Dejar espacio para la... sorpresa
El silencio, la sorpresa o el misterio son realidades que el hombre moderno prefiere evitar antes de enfrentarse a ellas. El uso de la tecnología, por ejemplo, sirve como vía de escape para obviar el silencio de forma inmediata cuando nos apetezca. Pero más que el silencio, me parece oportuno hablar de la sorpresa, a la que llevamos renunciando hace ya bastante tiempo.
Internet hace que sea casi imposible tropezar con información inesperada, o como prefiero referirme en este artículo, con una sorpresa. No me refiero con esto a toparse en Twitter con una noticia inverosímil como “el médico que canta mientras opera un tumor”, si no la sorpresa gratuita que de forma inesperada cambia nuestra forma de pensar y nos revela una nueva realidad por medio del hacer de una persona, un libro o cualquier circunstancia que llegó a nosotros sin haberla buscado ni esperado, sino como un imprevisto que hemos recibido libremente. Internet dificulta muchísimo este proceso porque a pesar de la infinita información que contiene, generalmente el buscador nos muestra la información que solicitamos masticada y en síntesis. El margen para la sorpresa es minúsculo, y por si fuera poco, los algoritmos de las redes sociales y los buscadores obedecen a nuestros intereses, y solo reflejan información relativa con estos. Así, muchas personas se encierran en su particular “burbuja de la información”, donde solo existe la cara más bonita de su línea política y una visión sistémica y sesgada de la realidad.

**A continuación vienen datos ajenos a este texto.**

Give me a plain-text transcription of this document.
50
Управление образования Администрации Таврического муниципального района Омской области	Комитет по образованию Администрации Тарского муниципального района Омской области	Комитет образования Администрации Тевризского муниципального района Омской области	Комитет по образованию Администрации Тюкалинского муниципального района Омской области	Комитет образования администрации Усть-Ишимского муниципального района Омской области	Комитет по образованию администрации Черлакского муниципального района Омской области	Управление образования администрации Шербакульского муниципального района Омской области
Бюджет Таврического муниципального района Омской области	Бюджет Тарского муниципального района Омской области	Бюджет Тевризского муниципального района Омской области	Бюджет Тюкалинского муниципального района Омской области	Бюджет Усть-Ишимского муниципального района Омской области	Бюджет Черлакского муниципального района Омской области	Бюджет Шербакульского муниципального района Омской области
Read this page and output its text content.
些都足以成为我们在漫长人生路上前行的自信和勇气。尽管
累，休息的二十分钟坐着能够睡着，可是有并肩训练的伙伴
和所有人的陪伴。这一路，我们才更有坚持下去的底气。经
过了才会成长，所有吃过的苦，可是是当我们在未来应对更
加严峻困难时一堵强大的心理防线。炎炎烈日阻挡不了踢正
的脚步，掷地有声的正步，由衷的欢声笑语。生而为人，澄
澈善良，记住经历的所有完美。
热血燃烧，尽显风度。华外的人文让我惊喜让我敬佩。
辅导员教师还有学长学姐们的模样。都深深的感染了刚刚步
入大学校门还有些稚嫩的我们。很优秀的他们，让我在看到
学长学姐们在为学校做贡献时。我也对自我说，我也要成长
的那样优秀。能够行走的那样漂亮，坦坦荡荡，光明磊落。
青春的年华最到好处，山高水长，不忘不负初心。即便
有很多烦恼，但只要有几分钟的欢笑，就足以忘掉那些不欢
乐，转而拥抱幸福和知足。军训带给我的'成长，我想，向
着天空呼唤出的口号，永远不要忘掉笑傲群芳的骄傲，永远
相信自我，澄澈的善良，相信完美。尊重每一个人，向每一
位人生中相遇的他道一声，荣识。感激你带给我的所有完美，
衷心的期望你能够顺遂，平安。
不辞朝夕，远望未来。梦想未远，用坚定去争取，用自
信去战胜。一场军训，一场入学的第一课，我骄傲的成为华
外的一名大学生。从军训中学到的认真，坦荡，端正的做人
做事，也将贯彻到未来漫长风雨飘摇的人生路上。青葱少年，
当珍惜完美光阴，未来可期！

En cambio, el horizonte donde acampa la sorpresa representa un cambio radical: Aceptar un encuentro espontáneo fuera de esa burbuja y rechazar que un algoritmo controle la información que recibimos.
Es justo decir también que este fenómeno no es nuevo ni exclusivo de internet, sino que existe desde el mismo nacimiento de las ideologías como sistema de pensamiento y programa de acción. Quien dice ser militante de una ideología, sea cual sea -está de más aclarar que la religión no es una ideología, eso lo podemos dejar para otro artículo-, se adhiere a un sistema de pensamiento con parámetros y límites definidos, a una forma de ver el mundo y a una manera de actuar. Las ideologías tienen respuestas y ninguna duda. Validan unos intereses determinados sin ningún tipo de fisura.
Se puede apreciar en cada una de ellas, todas comparten unos rasgos comunes: el progresismo tiene un plan de acción para instaurar su agenda así como unos ideales que sus miembros deciden acatar. Lo mismo ocurrió (y sigue pasando) con el fascismo o el comunismo: los afines a todas estas formas de pensar creen que su mundo de ideas y su plan de acción son la clave para construir una sociedad perfecta, un paraíso en la tierra. Las ideologías viejas y las más nuevas terminan por englobar una concepción universal de las realidades, una respuesta para todo que descansa en una burbuja particular de ideas cerradas al horizonte de la sorpresa. Cada una cree haber dado con la tecla para resolver los problemas de la sociedad. Por esta razón es que todas las ideologías han fracasado continuamente a lo largo de los últimos siglos: aunque muchas se hayan proclamado como defensoras de la libertad, han sido en realidad no menos que una cárcel de pensamiento muy similar a los algoritmos de los buscadores en internet.
Las ideologías no buscan la verdad sino concretar su plan de acción. Y como abogan por un ideal imposible -el paraíso en la tierra-, terminan arruinando a los pueblos en mayor o menor medida. El que cree en la cabida de las ideologías es el verdadero relativista, todo lo contrario a quien renuncia de ellas. Si la verdad se encuentra en alguna parte, no será dentro de un sistema de ideas fundado por el hombre.